Garry spoke on the theme of ‘Home & Away’ at the family service. Holidays are generally loved by most people, often because being ‘away’ seems more exciting than being at home, where mundane, dull routines often seem boring in comparison. Nowadays we can travel all over the world on holiday, exploring new places and escaping the vagaries of the English weather (‘In July, the sun is hot. Is it shining? No, it’s not!’ sang Flanders and Swann in their parody of the weather.)
What makes a good home? Often, it’s a place of rest, of welcome, of refuge, of acceptance. At home, we feel we are known and accepted. Being away may seem more glamorous, but being home often makes us feel secure.
Hebrews 11:8-10 TNIV talks of Abraham’s journeys, how he was called by God from his home to set forth to a new home.

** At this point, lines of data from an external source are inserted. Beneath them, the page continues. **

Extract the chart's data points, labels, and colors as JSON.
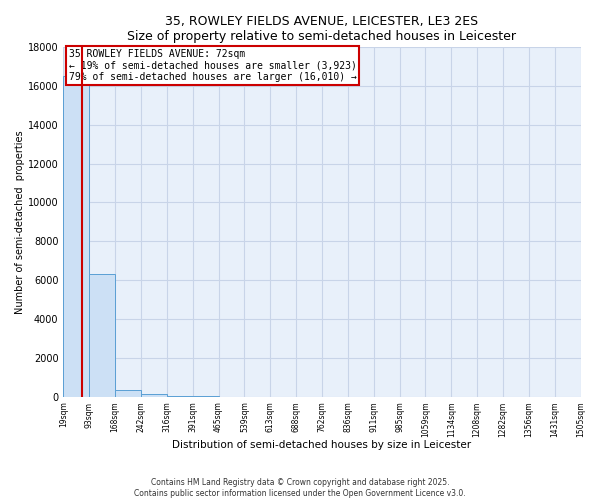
{
  "title": "35, ROWLEY FIELDS AVENUE, LEICESTER, LE3 2ES",
  "subtitle": "Size of property relative to semi-detached houses in Leicester",
  "xlabel": "Distribution of semi-detached houses by size in Leicester",
  "ylabel": "Number of semi-detached  properties",
  "bar_color": "#cce0f5",
  "bar_edge_color": "#5a9fd4",
  "grid_color": "#c8d4e8",
  "background_color": "#e8f0fa",
  "property_size": 72,
  "property_label": "35 ROWLEY FIELDS AVENUE: 72sqm",
  "pct_smaller": 19,
  "pct_larger": 79,
  "n_smaller": 3923,
  "n_larger": 16010,
  "red_line_color": "#cc0000",
  "annotation_box_edge": "#cc0000",
  "ylim": [
    0,
    18000
  ],
  "yticks": [
    0,
    2000,
    4000,
    6000,
    8000,
    10000,
    12000,
    14000,
    16000,
    18000
  ],
  "bin_edges": [
    19,
    93,
    168,
    242,
    316,
    391,
    465,
    539,
    613,
    688,
    762,
    836,
    911,
    985,
    1059,
    1134,
    1208,
    1282,
    1356,
    1431,
    1505
  ],
  "bin_labels": [
    "19sqm",
    "93sqm",
    "168sqm",
    "242sqm",
    "316sqm",
    "391sqm",
    "465sqm",
    "539sqm",
    "613sqm",
    "688sqm",
    "762sqm",
    "836sqm",
    "911sqm",
    "985sqm",
    "1059sqm",
    "1134sqm",
    "1208sqm",
    "1282sqm",
    "1356sqm",
    "1431sqm",
    "1505sqm"
  ],
  "bar_heights": [
    16500,
    6300,
    350,
    120,
    40,
    15,
    8,
    5,
    3,
    2,
    2,
    1,
    1,
    1,
    1,
    0,
    0,
    0,
    0,
    0
  ],
  "footer_line1": "Contains HM Land Registry data © Crown copyright and database right 2025.",
  "footer_line2": "Contains public sector information licensed under the Open Government Licence v3.0."
}
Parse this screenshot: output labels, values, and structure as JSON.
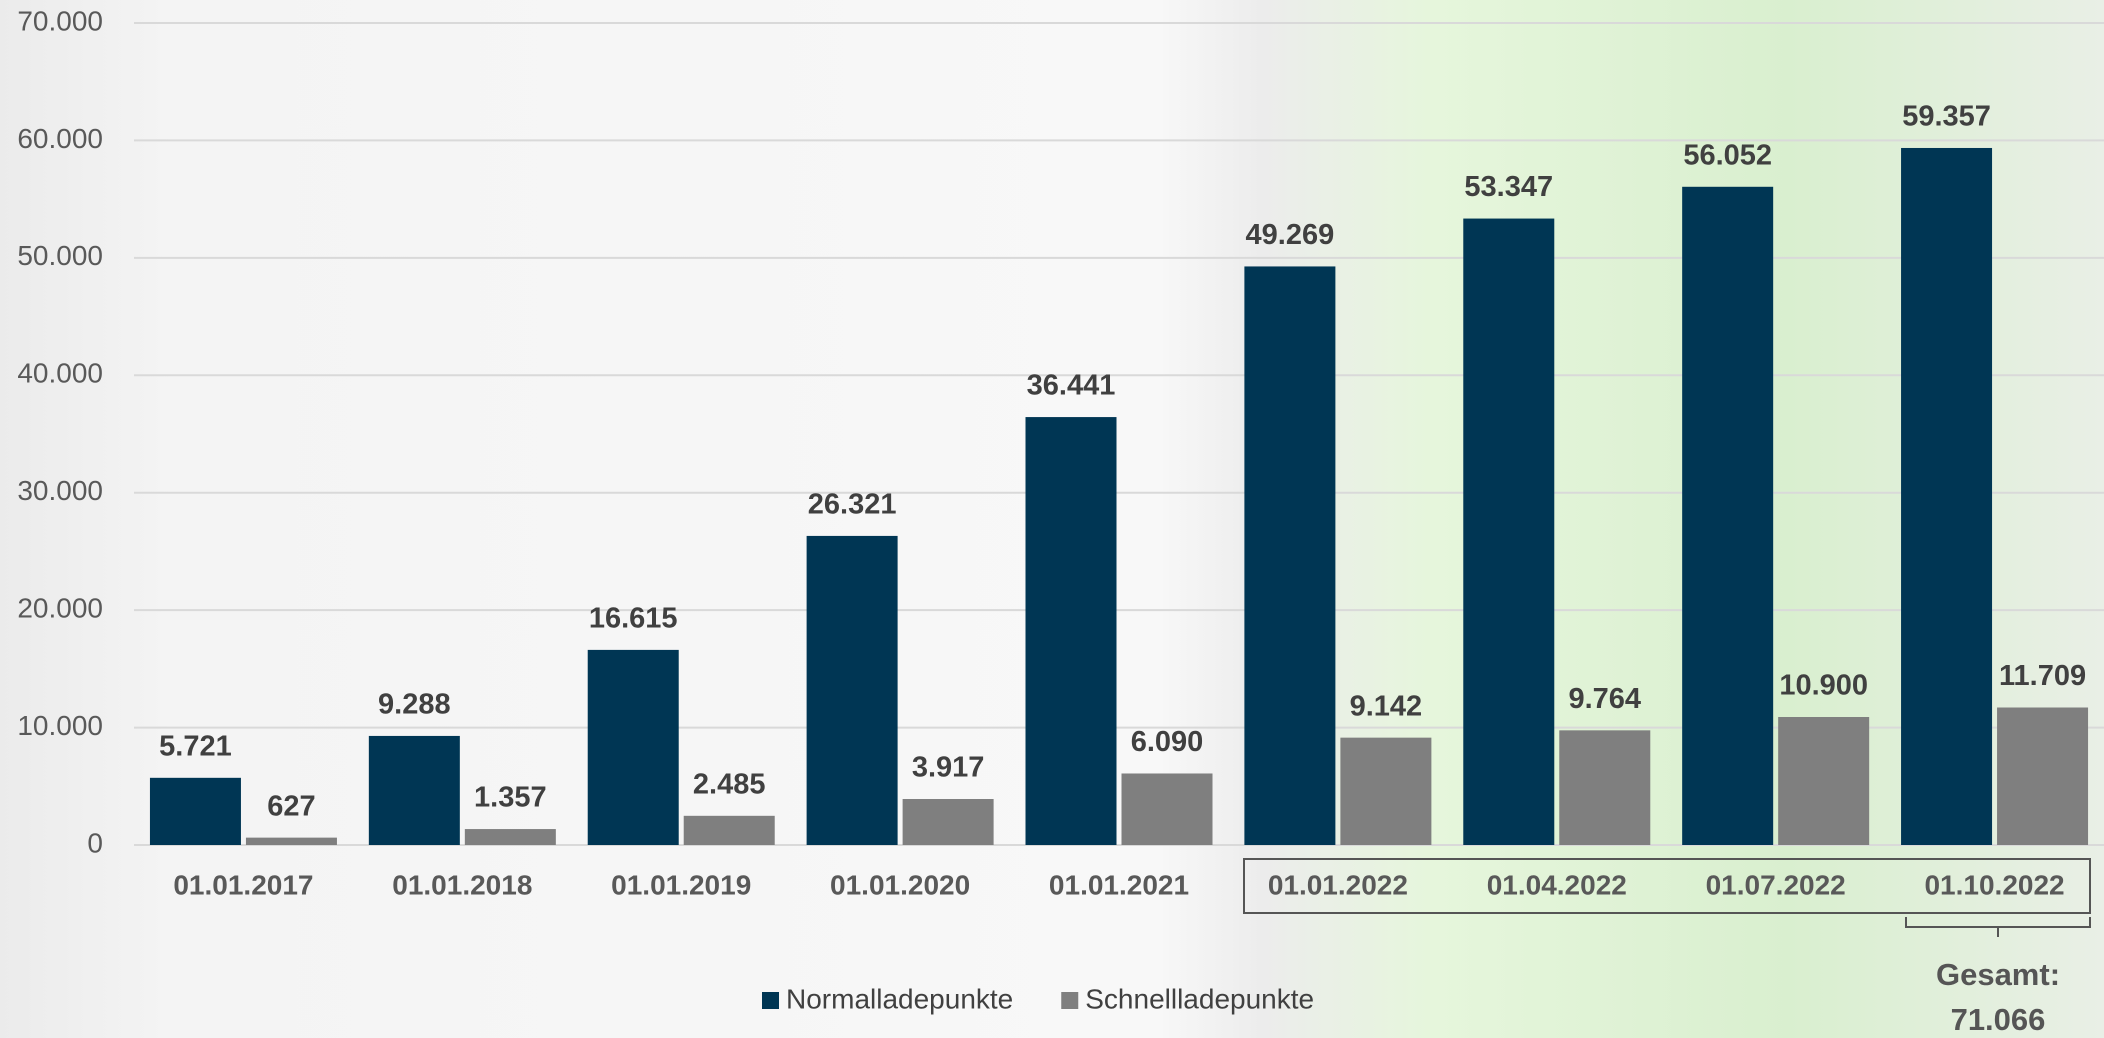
{
  "chart_data": {
    "type": "bar",
    "categories": [
      "01.01.2017",
      "01.01.2018",
      "01.01.2019",
      "01.01.2020",
      "01.01.2021",
      "01.01.2022",
      "01.04.2022",
      "01.07.2022",
      "01.10.2022"
    ],
    "series": [
      {
        "name": "Normalladepunkte",
        "color": "#003654",
        "values": [
          5721,
          9288,
          16615,
          26321,
          36441,
          49269,
          53347,
          56052,
          59357
        ],
        "value_labels": [
          "5.721",
          "9.288",
          "16.615",
          "26.321",
          "36.441",
          "49.269",
          "53.347",
          "56.052",
          "59.357"
        ]
      },
      {
        "name": "Schnellladepunkte",
        "color": "#7f7f7f",
        "values": [
          627,
          1357,
          2485,
          3917,
          6090,
          9142,
          9764,
          10900,
          11709
        ],
        "value_labels": [
          "627",
          "1.357",
          "2.485",
          "3.917",
          "6.090",
          "9.142",
          "9.764",
          "10.900",
          "11.709"
        ]
      }
    ],
    "ylim": [
      0,
      70000
    ],
    "yticks": [
      0,
      {
        "value": 10000,
        "label": "10.000"
      },
      {
        "value": 20000,
        "label": "20.000"
      },
      {
        "value": 30000,
        "label": "30.000"
      },
      {
        "value": 40000,
        "label": "40.000"
      },
      {
        "value": 50000,
        "label": "50.000"
      },
      {
        "value": 60000,
        "label": "60.000"
      },
      {
        "value": 70000,
        "label": "70.000"
      }
    ],
    "grid": true,
    "legend": "bottom",
    "annotation": [
      "Gesamt:",
      "71.066"
    ]
  }
}
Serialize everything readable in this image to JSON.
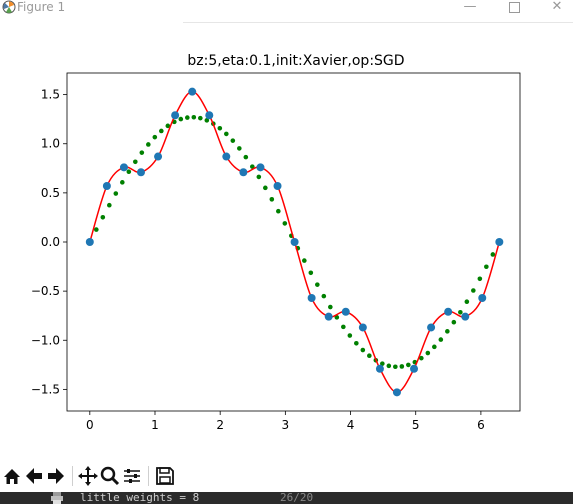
{
  "window": {
    "title": "Figure 1"
  },
  "chart_data": {
    "type": "line",
    "title": "bz:5,eta:0.1,init:Xavier,op:SGD",
    "xlabel": "",
    "ylabel": "",
    "xlim": [
      -0.35,
      6.6
    ],
    "ylim": [
      -1.72,
      1.72
    ],
    "x_ticks": [
      0,
      1,
      2,
      3,
      4,
      5,
      6
    ],
    "y_ticks": [
      1.5,
      1.0,
      0.5,
      0.0,
      -0.5,
      -1.0,
      -1.5
    ],
    "x_tick_labels": [
      "0",
      "1",
      "2",
      "3",
      "4",
      "5",
      "6"
    ],
    "y_tick_labels": [
      "1.5",
      "1.0",
      "0.5",
      "0.0",
      "−0.5",
      "−1.0",
      "−1.5"
    ],
    "series": [
      {
        "kind": "points",
        "color": "#1f77b4",
        "x": [
          0.0,
          0.262,
          0.524,
          0.785,
          1.047,
          1.309,
          1.571,
          1.833,
          2.094,
          2.356,
          2.618,
          2.88,
          3.142,
          3.403,
          3.665,
          3.927,
          4.189,
          4.451,
          4.712,
          4.974,
          5.236,
          5.498,
          5.76,
          6.021,
          6.283
        ],
        "y": [
          0.0,
          0.57,
          0.76,
          0.71,
          0.87,
          1.29,
          1.53,
          1.29,
          0.87,
          0.71,
          0.76,
          0.57,
          0.0,
          -0.57,
          -0.76,
          -0.71,
          -0.87,
          -1.29,
          -1.53,
          -1.29,
          -0.87,
          -0.71,
          -0.76,
          -0.57,
          0.0
        ]
      },
      {
        "kind": "curve",
        "color": "#ff0000",
        "x": [
          0.0,
          0.262,
          0.524,
          0.785,
          1.047,
          1.309,
          1.571,
          1.833,
          2.094,
          2.356,
          2.618,
          2.88,
          3.142,
          3.403,
          3.665,
          3.927,
          4.189,
          4.451,
          4.712,
          4.974,
          5.236,
          5.498,
          5.76,
          6.021,
          6.283
        ],
        "y": [
          0.0,
          0.57,
          0.76,
          0.71,
          0.87,
          1.29,
          1.53,
          1.29,
          0.87,
          0.71,
          0.76,
          0.57,
          0.0,
          -0.57,
          -0.76,
          -0.71,
          -0.87,
          -1.29,
          -1.53,
          -1.29,
          -0.87,
          -0.71,
          -0.76,
          -0.57,
          0.0
        ]
      },
      {
        "kind": "dots",
        "color": "#008000",
        "function": "1.27*sin(x)",
        "x_range": [
          0,
          6.283
        ],
        "count": 64
      }
    ],
    "grid": false
  },
  "toolbar": {
    "buttons": [
      "home-icon",
      "back-icon",
      "forward-icon",
      "pan-icon",
      "zoom-icon",
      "configure-subplots-icon",
      "save-icon"
    ]
  },
  "console": {
    "line": "little weights = 8",
    "progress": "26/20"
  }
}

Ultimately, however, he was looking for ‘an unseen city with real, eternal foundations.’ God called him from the comfort of home to set forth to a new home and though the promised land was a symbol of that new home, ultimately there was even more ahead. Our citizenship, as Philippians 3:20 TNIV reminded us, is in heaven.
Paul talks about being at home in the body and absent from the Lord and says when we are absent from the body, we are at home with God (2 Cor 5:6-10 TNIV). We too are looking forward to a city with real, eternal foundations which can only be perceived and possessed through faith. Jesus has gone ahead to prepare a place for us (John 14:1-3 TNIV). Our task is to live in the now, but not to live for the now, for God has so much more ahead for us.
A holiday generally lasts for a short time in comparison to the amount of time we spend at home. This earthly life seems ‘home’ to us, but in actual fact, it is the ‘away’ leg of the journey. The time we will spend with God in eternity is our real home. How we live when we are at home in the body will determine where we spend eternity. Are we ready for that?